Hey ho, merry ho! Bitter apple sweet!
Hey dong, derry dong! Press it with our feet!

Daisy Lambsdown stomped and whirled with the cider pressers, feeling the apple slices squish beneath her broad hobbit feet. Stomp, turn, link arms, spin your partner, and around you go! The song and the dance blurred into her heartbeat. She was the apple and she was the grindstone. She was the tree and she was the cider.

Hey doll, derry doll! Fruit from seeds springing!
Ding dong, derry dong! Bombadil's bringing!

Before the time of Daisy's great-great-great-great-great-great-great-grandparents, in the last years before Hobbits first set foot across the Branduin, a spry little man in a bright blue jacket walked the gently rolling hills.

Here and there he stopped to listen to the birds and the bees, to the sun and the breeze—maybe to the earth itself. He cocked his head and he closed his eyes and he listened very closely.

Then sometimes he dug a strong brown finger in the ground, and in the hole made by his finger, he dropped an apple seed. When the song of the land was right, he dropped row after row of apple seeds in the places where soon the Hobbits would come.

The Hobbits had to dig their smials and plant their grains, but the cider apples were there to welcome them.

Hey doll, derry doll! Apple on the tree!
Ding dong, derry dong! Fruit for you and me!

Pippin spit the apple from his mouth and reached in his pack for a pinch of fondant infused with spearmint, a travel gift from his daughter-in-law Goldilocks. "Cider apple," he said.

"Here?" Merry poked the gnarled tree with a stick as if he expected it to bite. "No dinner till we see Meduseld, then. Best be moving along, Pip."

"You wouldn't do prod an Ent like that." Pippin strapped the pack onto his piebald pony. "Look at how even the rows are. This was an orchard, once."

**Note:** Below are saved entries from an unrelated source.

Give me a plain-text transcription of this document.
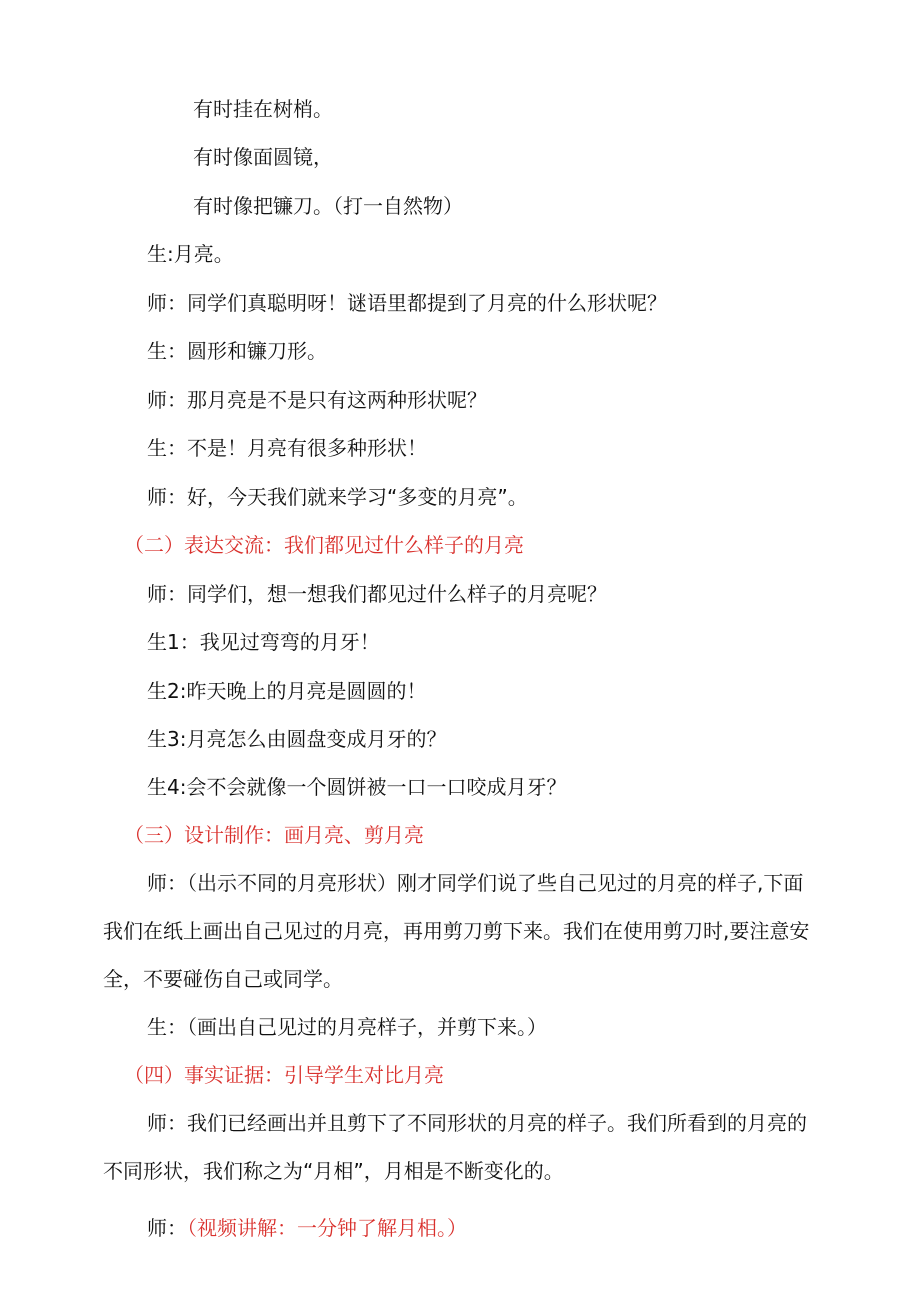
有时挂在树梢。

有时像面圆镜，

有时像把镰刀。（打一自然物）

生:月亮。

师：同学们真聪明呀！谜语里都提到了月亮的什么形状呢？

生：圆形和镰刀形。

师：那月亮是不是只有这两种形状呢？

生：不是！月亮有很多种形状！

师：好，今天我们就来学习“多变的月亮”。

（二）表达交流：我们都见过什么样子的月亮

师：同学们，想一想我们都见过什么样子的月亮呢？

生1：我见过弯弯的月牙！

生2:昨天晚上的月亮是圆圆的！

生3:月亮怎么由圆盘变成月牙的？

生4:会不会就像一个圆饼被一口一口咬成月牙？

（三）设计制作：画月亮、剪月亮

师：（出示不同的月亮形状）刚才同学们说了些自己见过的月亮的样子,下面

我们在纸上画出自己见过的月亮，再用剪刀剪下来。我们在使用剪刀时,要注意安

全，不要碰伤自己或同学。

生：（画出自己见过的月亮样子，并剪下来。）

（四）事实证据：引导学生对比月亮

师：我们已经画出并且剪下了不同形状的月亮的样子。我们所看到的月亮的

不同形状，我们称之为“月相”，月相是不断变化的。

师：（视频讲解：一分钟了解月相。）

"When Treebeard asked about whether we'd seen Entwives in the Shire. . . did you ever wonder if the apple trees used to be. . ."

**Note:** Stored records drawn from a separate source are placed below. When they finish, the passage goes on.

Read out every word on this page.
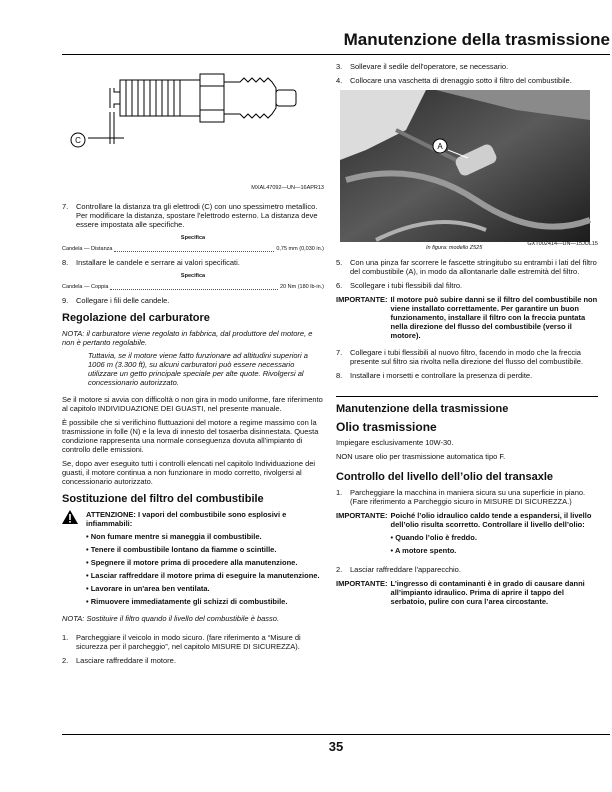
Manutenzione della trasmissione
C
MXAL47092—UN—16APR13
7.	Controllare la distanza tra gli elettrodi (C) con uno spessimetro metallico. Per modificare la distanza, spostare l'elettrodo esterno. La distanza deve essere impostata alle specifiche.
Specifica
Candela — Distanza	0,75 mm (0,030 in.)
8.	Installare le candele e serrare ai valori specificati.
Specifica
Candela — Coppia	20 Nm (180 lb-in.)
9.	Collegare i fili delle candele.
Regolazione del carburatore
NOTA: il carburatore viene regolato in fabbrica, dal produttore del motore, e non è pertanto regolabile.
Tuttavia, se il motore viene fatto funzionare ad altitudini superiori a 1006 m (3.300 ft), su alcuni carburatori può essere necessario utilizzare un getto principale speciale per alte quote. Rivolgersi al concessionario autorizzato.

Se il motore si avvia con difficoltà o non gira in modo uniforme, fare riferimento al capitolo INDIVIDUAZIONE DEI GUASTI, nel presente manuale.

È possibile che si verifichino fluttuazioni del motore a regime massimo con la trasmissione in folle (N) e la leva di innesto del tosaerba disinnestata. Questa condizione rappresenta una normale conseguenza dovuta all'impianto di controllo delle emissioni.

Se, dopo aver eseguito tutti i controlli elencati nel capitolo Individuazione dei guasti, il motore continua a non funzionare in modo corretto, rivolgersi al concessionario autorizzato.

Sostituzione del filtro del combustibile
ATTENZIONE: I vapori del combustibile sono esplosivi e infiammabili:
• Non fumare mentre si maneggia il combustibile.
• Tenere il combustibile lontano da fiamme o scintille.
• Spegnere il motore prima di procedere alla manutenzione.
• Lasciar raffreddare il motore prima di eseguire la manutenzione.
• Lavorare in un'area ben ventilata.
• Rimuovere immediatamente gli schizzi di combustibile.
NOTA: Sostituire il filtro quando il livello del combustibile è basso.
1.	Parcheggiare il veicolo in modo sicuro. (fare riferimento a “Misure di sicurezza per il parcheggio”, nel capitolo MISURE DI SICUREZZA).
2.	Lasciare raffreddare il motore.
3.	Sollevare il sedile dell'operatore, se necessario.
4.	Collocare una vaschetta di drenaggio sotto il filtro del combustibile.
A
In figura: modello Z525
GXT002414—UN—15JUL15
5.	Con una pinza far scorrere le fascette stringitubo su entrambi i lati del filtro del combustibile (A), in modo da allontanarle dalle estremità del filtro.
6.	Scollegare i tubi flessibili dal filtro.
IMPORTANTE: Il motore può subire danni se il filtro del combustibile non viene installato correttamente. Per garantire un buon funzionamento, installare il filtro con la freccia puntata nella direzione del flusso del combustibile (verso il motore).
7.	Collegare i tubi flessibili al nuovo filtro, facendo in modo che la freccia presente sul filtro sia rivolta nella direzione del flusso del combustibile.
8.	Installare i morsetti e controllare la presenza di perdite.
Manutenzione della trasmissione
Olio trasmissione

Impiegare esclusivamente 10W-30.

NON usare olio per trasmissione automatica tipo F.

Controllo del livello dell’olio del transaxle
1.	Parcheggiare la macchina in maniera sicura su una superficie in piano. (Fare riferimento a Parcheggio sicuro in MISURE DI SICUREZZA.)
IMPORTANTE: Poiché l’olio idraulico caldo tende a espandersi, il livello dell’olio risulta scorretto. Controllare il livello dell’olio:
• Quando l’olio è freddo.
• A motore spento.
2.	Lasciar raffreddare l'apparecchio.
IMPORTANTE: L’ingresso di contaminanti è in grado di causare danni all’impianto idraulico. Prima di aprire il tappo del serbatoio, pulire con cura l’area circostante.
35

"Not for a long time. It was after I'd been Thain for a few years, there was one morning I was walking the cider orchards, and the trees seemed to lift their arms and dance in the breeze. They seemed almost alive. That's when I wondered if there was someone who could say a word that would release them, and what would happen if he did."

Hey ho, merry ho! Raise your glasses high!
Hey dong, derry dong! Hearth-fire warmth is nigh!


A/N: The cover image is Johnny Appleseed, from Howe's Historical Collection. Both his appearance and his insistence that apples must be propagated from seeds "as nature intended," rather than by grafting, reminded me of Tom Bombadil.